Packet Capture - https://iuone-my.sharepoint.com/personal/cassie_shoemaker_iu1_org/_layouts/15/guestaccess.aspx?docid=16c5716518f62423689328b0e3fb5c5a4&authkey=AUVeCjFlciFwHRqXcNQ12g4

george1421

@cassie_280 Looking at your pcap file I would say its working as it should. I see your target computer 10.3.132.110 is requesting the file size of undionly.kpxe and then requests the file. So I find it strange you are getting that error.

Can you confirm that on your fog server that in /tftpboot/undionly.kpxe exists?

You can also test this by installing the tftp client feature on a windows computer, see if you can download undionly.kpxe.

If you can’t get it to work, we still have an option.
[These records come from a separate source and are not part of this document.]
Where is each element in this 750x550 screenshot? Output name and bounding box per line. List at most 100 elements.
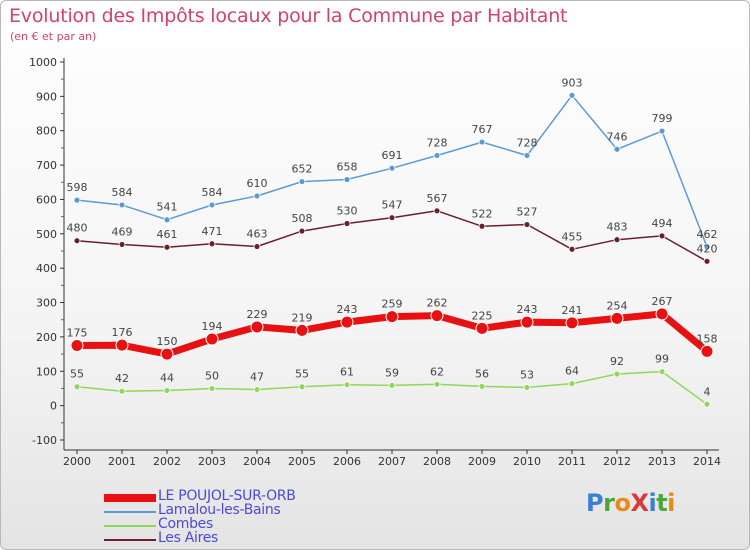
data-label: 799 — [652, 112, 673, 125]
data-label: 62 — [430, 365, 444, 378]
legend-item-lamalou-les-bains: Lamalou-les-Bains — [104, 502, 344, 519]
logo-letter: o — [614, 489, 631, 517]
data-point — [475, 321, 489, 335]
x-tick-label: 2009 — [468, 455, 496, 468]
data-label: 53 — [520, 368, 534, 381]
data-point — [523, 384, 531, 391]
data-label: 598 — [67, 181, 88, 194]
legend-item-les-aires: Les Aires — [104, 530, 344, 547]
data-label: 567 — [427, 192, 448, 205]
legend-swatch — [104, 511, 156, 513]
data-label: 463 — [247, 228, 268, 241]
x-tick-label: 2012 — [603, 455, 631, 468]
data-label: 462 — [697, 228, 718, 241]
data-point — [703, 400, 711, 408]
data-point — [433, 380, 441, 388]
data-point — [388, 381, 396, 389]
x-tick-label: 2010 — [513, 455, 541, 468]
data-point — [343, 176, 351, 183]
y-tick-label: 500 — [36, 228, 57, 241]
data-point — [298, 383, 306, 391]
x-tick-label: 2014 — [693, 455, 721, 468]
data-point — [253, 386, 261, 393]
data-point — [343, 220, 351, 227]
logo-letter: t — [656, 489, 668, 517]
data-label: 55 — [70, 368, 84, 381]
data-label: 175 — [67, 327, 88, 340]
legend-swatch — [104, 525, 156, 527]
data-point — [478, 382, 486, 390]
data-label: 420 — [697, 242, 718, 255]
data-label: 610 — [247, 177, 268, 190]
data-point — [340, 315, 354, 329]
data-label: 150 — [157, 335, 178, 348]
x-tick-label: 2004 — [243, 455, 271, 468]
logo-letter: X — [630, 489, 649, 517]
data-label: 461 — [157, 228, 178, 241]
data-label: 652 — [292, 163, 313, 176]
data-point — [703, 257, 711, 265]
x-tick-label: 2006 — [333, 455, 361, 468]
data-label: 494 — [652, 217, 673, 230]
data-point — [658, 127, 666, 135]
data-point — [343, 381, 351, 389]
logo-letter: P — [586, 489, 604, 517]
data-label: 480 — [67, 222, 88, 235]
data-point — [208, 240, 216, 248]
data-point — [568, 245, 576, 253]
legend-label: Les Aires — [158, 530, 219, 546]
data-point — [208, 385, 216, 392]
data-label: 259 — [382, 298, 403, 311]
data-label: 229 — [247, 308, 268, 321]
data-point — [118, 387, 126, 395]
data-label: 44 — [160, 372, 174, 385]
data-point — [388, 164, 396, 172]
y-tick-label: 700 — [36, 159, 57, 172]
legend-item-le-poujol-sur-orb: LE POUJOL-SUR-ORB — [104, 488, 344, 505]
data-point — [478, 138, 486, 146]
data-label: 50 — [205, 369, 219, 382]
data-label: 194 — [202, 320, 223, 333]
data-label: 728 — [517, 136, 538, 149]
data-point — [250, 320, 264, 334]
data-point — [433, 207, 441, 215]
data-label: 767 — [472, 123, 493, 136]
x-tick-label: 2013 — [648, 455, 676, 468]
data-label: 728 — [427, 136, 448, 149]
y-tick-label: 200 — [36, 331, 57, 344]
data-point — [115, 338, 129, 352]
data-point — [523, 221, 531, 228]
data-label: 42 — [115, 372, 129, 385]
data-point — [520, 315, 534, 329]
data-label: 64 — [565, 365, 579, 378]
data-point — [568, 380, 576, 388]
legend-swatch — [104, 539, 156, 541]
data-point — [253, 243, 261, 250]
data-label: 56 — [475, 367, 489, 380]
data-label: 243 — [337, 303, 358, 316]
data-label: 530 — [337, 205, 358, 218]
data-point — [118, 201, 126, 209]
logo-letter: r — [603, 489, 615, 517]
logo-letter: i — [648, 489, 657, 517]
x-tick-label: 2001 — [108, 455, 136, 468]
data-point — [298, 227, 306, 235]
data-label: 59 — [385, 366, 399, 379]
data-point — [703, 243, 711, 251]
x-tick-label: 2008 — [423, 455, 451, 468]
data-point — [73, 237, 81, 245]
data-label: 584 — [112, 186, 133, 199]
data-label: 483 — [607, 221, 628, 234]
data-point — [568, 91, 576, 99]
data-point — [613, 145, 621, 153]
data-label: 658 — [337, 161, 358, 174]
chart-subtitle: (en € et par an) — [10, 30, 97, 43]
legend-label: Combes — [158, 516, 213, 532]
data-label: 522 — [472, 207, 493, 220]
proxiti-logo: ProXiti — [586, 489, 675, 517]
data-point — [388, 214, 396, 222]
data-point — [658, 232, 666, 240]
data-label: 267 — [652, 295, 673, 308]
Remove all pxe booting settings from your sophos firewall. We can have you install dnsmaq on your fog server to supply the missing pxe booting information. This is an alternate method when your dhcp server isn’t capable of supplying the right info.

cassie_280

My tftpboot folder is empty, which is weird. XD Does this mean that my FOG installation didn’t work properly?

Tom Elliott

@cassie_280 It likely means the install didn’t complete fully.

cassie_280

Can I just run the installer again on top of the current installation with the same commands?

Tom Elliott

@cassie_280 Yes, though you may have better luck using the -y argument as well (Auto accept)

Sebastian Roth

@cassie_280 There is one step in the installer where it tells you to go to the web interface. This is not the end. You need to hit enter after that to proceed. Not to sound rude just wanted to make sure…

george1421

@Sebastian-Roth said in FOG 1.4.2 TFTP Open Timeout:

@cassie_280 There is one step in the installer where it tells you to go to the web interface. This is not the end. You need to hit enter after that to proceed. Not to sound rude just wanted to make sure…

I don’t know how many times I’ve reached that step and when to copy the url and hit ctrl-c to copy the url, which then aborted the install. So it does create a botched install. It does happen.